Last night’s Symphony, with its title 'The Great Unknown', struggled with this mystery of the Holy Spirit, exploring the Third Person of the Blessed Trinity in words and images which gave rise and shape to the music.

Those images include, of course, the great image of fire, presented to us again in this morning's passage from the Gospel of St Luke. Jesus said: 'I have come to bring fire to the earth and how I wish it were blazing already!' (Luke 12:49).  It is the fire of the Holy Spirit of which he is speaking, a fire that gives energy, new life, that purifies and enlightens, that warms and comforts, a fire that nothing can extinguish, not even the most momentous of torrents and floods.

Yet fire is also terrifying. So too is the Holy Spirit if, above all, we want to cling to our home comforts and avoid every fresh challenge of following Jesus. That fire will not go away. It will disturb us and seek us out until we turn to him again in our hearts and are cleansed and recreated.

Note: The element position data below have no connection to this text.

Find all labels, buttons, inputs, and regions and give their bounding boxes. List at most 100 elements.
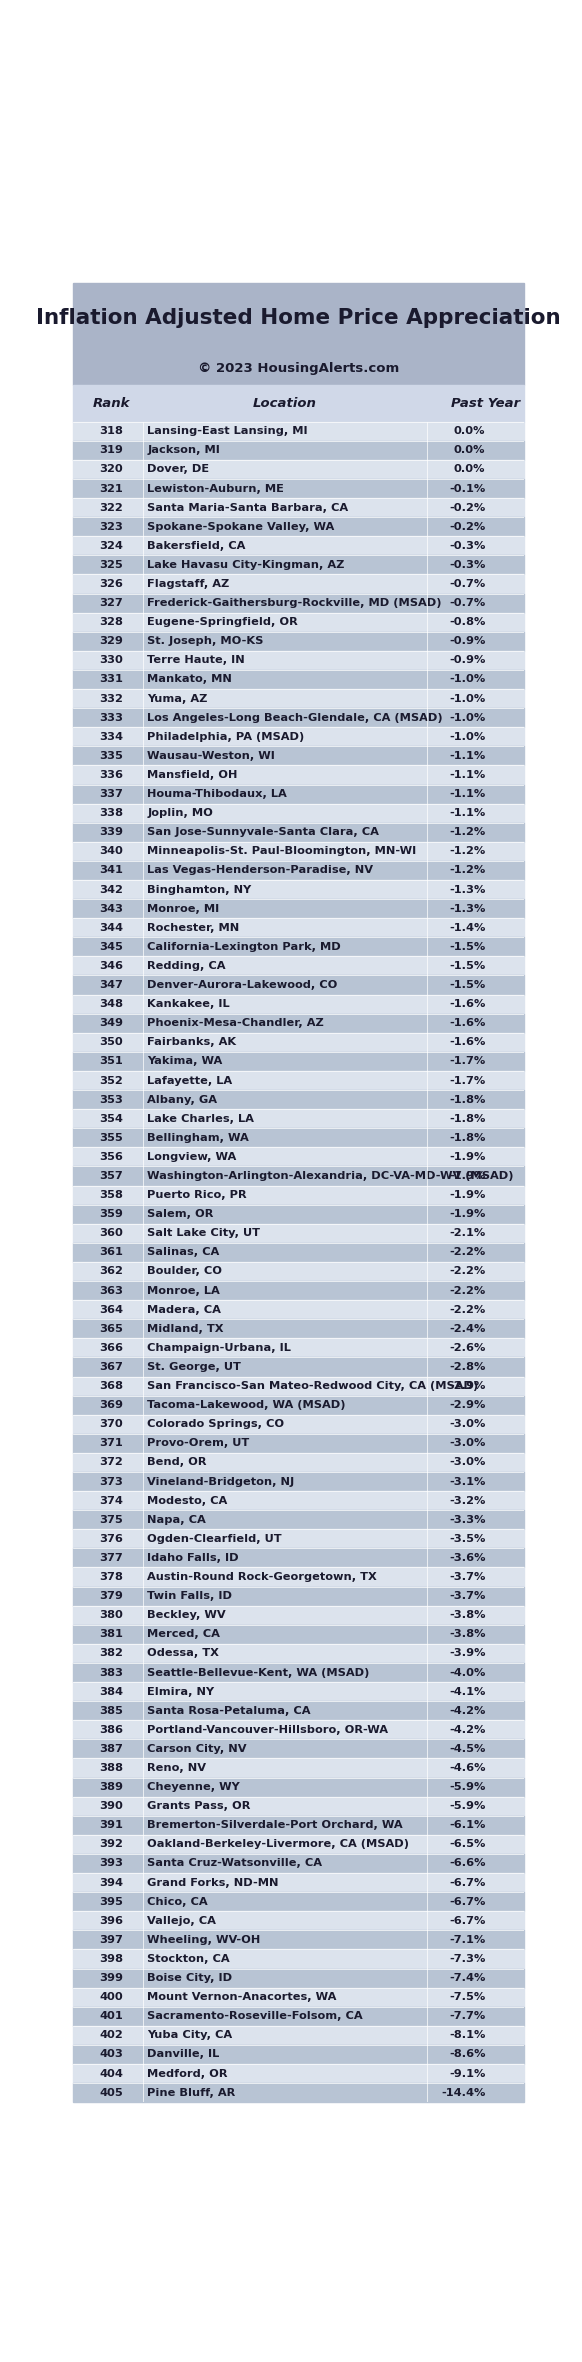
Text: -3.2%: -3.2%: [449, 1495, 485, 1505]
Bar: [73, 1415, 524, 1434]
Text: -4.6%: -4.6%: [449, 1762, 485, 1774]
Text: Santa Cruz-Watsonville, CA: Santa Cruz-Watsonville, CA: [147, 1859, 322, 1868]
Text: Past Year: Past Year: [451, 397, 520, 411]
Text: California-Lexington Park, MD: California-Lexington Park, MD: [147, 942, 341, 952]
Text: -3.7%: -3.7%: [449, 1592, 485, 1601]
Text: -1.5%: -1.5%: [449, 980, 485, 990]
Text: Monroe, MI: Monroe, MI: [147, 905, 219, 914]
Text: Carson City, NV: Carson City, NV: [147, 1743, 247, 1755]
Text: 383: 383: [99, 1668, 123, 1677]
Text: -1.1%: -1.1%: [449, 808, 485, 817]
Text: 387: 387: [99, 1743, 123, 1755]
Bar: [73, 555, 524, 574]
Text: -1.0%: -1.0%: [449, 694, 485, 704]
Text: Seattle-Bellevue-Kent, WA (MSAD): Seattle-Bellevue-Kent, WA (MSAD): [147, 1668, 370, 1677]
Bar: [73, 709, 524, 727]
Text: -9.1%: -9.1%: [449, 2069, 485, 2079]
Bar: [73, 631, 524, 652]
Text: Stockton, CA: Stockton, CA: [147, 1953, 230, 1963]
Text: Location: Location: [253, 397, 317, 411]
Text: 333: 333: [99, 713, 123, 723]
Text: Portland-Vancouver-Hillsboro, OR-WA: Portland-Vancouver-Hillsboro, OR-WA: [147, 1724, 388, 1734]
Bar: [73, 1358, 524, 1377]
Text: -4.2%: -4.2%: [449, 1705, 485, 1715]
Bar: [73, 1013, 524, 1032]
Text: 354: 354: [99, 1115, 123, 1124]
Text: 398: 398: [99, 1953, 123, 1963]
Text: -1.5%: -1.5%: [449, 942, 485, 952]
Text: -2.9%: -2.9%: [449, 1382, 485, 1391]
Text: 327: 327: [99, 598, 123, 607]
Text: -1.8%: -1.8%: [449, 1134, 485, 1143]
Text: 320: 320: [99, 465, 123, 475]
Text: 384: 384: [99, 1686, 123, 1696]
Text: -2.2%: -2.2%: [449, 1247, 485, 1257]
Text: 404: 404: [99, 2069, 123, 2079]
Bar: [73, 1757, 524, 1779]
Text: 401: 401: [99, 2012, 123, 2022]
Text: 378: 378: [99, 1573, 123, 1583]
Text: -3.1%: -3.1%: [449, 1476, 485, 1486]
Bar: [73, 423, 524, 442]
Text: Cheyenne, WY: Cheyenne, WY: [147, 1781, 240, 1793]
Text: 343: 343: [99, 905, 123, 914]
Text: 346: 346: [99, 961, 123, 971]
Text: 361: 361: [99, 1247, 123, 1257]
Text: 397: 397: [99, 1934, 123, 1944]
Text: Napa, CA: Napa, CA: [147, 1514, 206, 1526]
Text: 403: 403: [99, 2050, 123, 2060]
Text: Tacoma-Lakewood, WA (MSAD): Tacoma-Lakewood, WA (MSAD): [147, 1401, 346, 1410]
Text: 400: 400: [99, 1991, 123, 2003]
Text: -1.1%: -1.1%: [449, 751, 485, 761]
Text: Pine Bluff, AR: Pine Bluff, AR: [147, 2088, 236, 2097]
Text: 394: 394: [99, 1878, 123, 1887]
Bar: [73, 1779, 524, 1797]
Text: -0.3%: -0.3%: [449, 541, 485, 550]
Text: 358: 358: [99, 1190, 123, 1200]
Text: -1.0%: -1.0%: [449, 676, 485, 685]
Bar: [73, 1339, 524, 1358]
Text: 377: 377: [99, 1552, 123, 1564]
Text: Joplin, MO: Joplin, MO: [147, 808, 213, 817]
Text: -1.0%: -1.0%: [449, 713, 485, 723]
Text: 334: 334: [99, 732, 123, 742]
Text: 373: 373: [99, 1476, 123, 1486]
Text: -0.8%: -0.8%: [449, 616, 485, 628]
Text: -3.0%: -3.0%: [449, 1457, 485, 1467]
Text: Redding, CA: Redding, CA: [147, 961, 226, 971]
Text: Vineland-Bridgeton, NJ: Vineland-Bridgeton, NJ: [147, 1476, 294, 1486]
Text: 329: 329: [99, 635, 123, 647]
Bar: [73, 498, 524, 517]
Text: Champaign-Urbana, IL: Champaign-Urbana, IL: [147, 1344, 291, 1353]
Text: -2.4%: -2.4%: [449, 1323, 485, 1335]
Text: Modesto, CA: Modesto, CA: [147, 1495, 228, 1505]
Text: Philadelphia, PA (MSAD): Philadelphia, PA (MSAD): [147, 732, 304, 742]
Text: Bend, OR: Bend, OR: [147, 1457, 207, 1467]
Text: Twin Falls, ID: Twin Falls, ID: [147, 1592, 232, 1601]
Text: 359: 359: [99, 1209, 123, 1219]
Text: Kankakee, IL: Kankakee, IL: [147, 999, 230, 1009]
Bar: [73, 1186, 524, 1205]
Bar: [73, 919, 524, 938]
Text: Lake Charles, LA: Lake Charles, LA: [147, 1115, 254, 1124]
Text: Salem, OR: Salem, OR: [147, 1209, 214, 1219]
Bar: [73, 1148, 524, 1167]
Bar: [73, 1167, 524, 1186]
Text: Salinas, CA: Salinas, CA: [147, 1247, 219, 1257]
Bar: [73, 574, 524, 593]
Text: -1.9%: -1.9%: [449, 1190, 485, 1200]
Bar: [73, 1911, 524, 1930]
Bar: [73, 1968, 524, 1986]
Text: Phoenix-Mesa-Chandler, AZ: Phoenix-Mesa-Chandler, AZ: [147, 1018, 324, 1027]
Text: -2.6%: -2.6%: [449, 1344, 485, 1353]
Bar: [73, 1509, 524, 1528]
Text: 338: 338: [99, 808, 123, 817]
Text: 376: 376: [99, 1533, 123, 1545]
Text: -3.9%: -3.9%: [449, 1649, 485, 1658]
Text: 350: 350: [99, 1037, 123, 1046]
Text: 347: 347: [99, 980, 123, 990]
Text: Merced, CA: Merced, CA: [147, 1630, 220, 1639]
Bar: [73, 1986, 524, 2008]
Bar: [73, 784, 524, 803]
Text: 389: 389: [99, 1781, 123, 1793]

My brother lived in Australia and loved its outback. He showed me, once, the effects of a bushfire. Everything was reduced to ash and cinders. Yet even before the heat had gone out of the ruined earth, we could see the fresh buds of new life emerging from the burned-out remains.

In Jewish reading, the fire of God is always a judgement. That makes it awesome indeed. And Jesus says the same to us, in that passage from the Gospel of St John (John 16:8) where we read that the Holy Spirit will come to teach how wrong the world is: wrong about sin - about what evil truly is; wrong about righteousness - about where true life is to be found; wrong about judgement - about whose opinion really matters and whose judgement should be our only concern. The horizons offered by our world are short-range, prompting such an impoverished view of values and hopes by which to live.

Taught by the Holy Spirit we lift our eyes to the new horizons, which alone are the sure guide as we negotiate our daily lives. This same Spirit helps us to establish, deep within our hearts and souls, that inner core of truth and love, rooted in our relationship with Jesus, which is the foundation of our greater future. This is all the work of the Holy Spirit, and the call of beauty, so often restoring in us a life-giving perspective and refreshing us in spirit, is the gift of his grace too.

Today we thank God for every work of the Holy Spirit, but especially in all who create beauty in our world. We thank God for the gifts he gives, particularly the talent and gifts of musicians and composers, not least those of Sir James MacMillan who, with graciousness and skill, help us over many years to raise our minds, hearts and voices to the glory of God, Father, Son and Holy Spirit. Amen.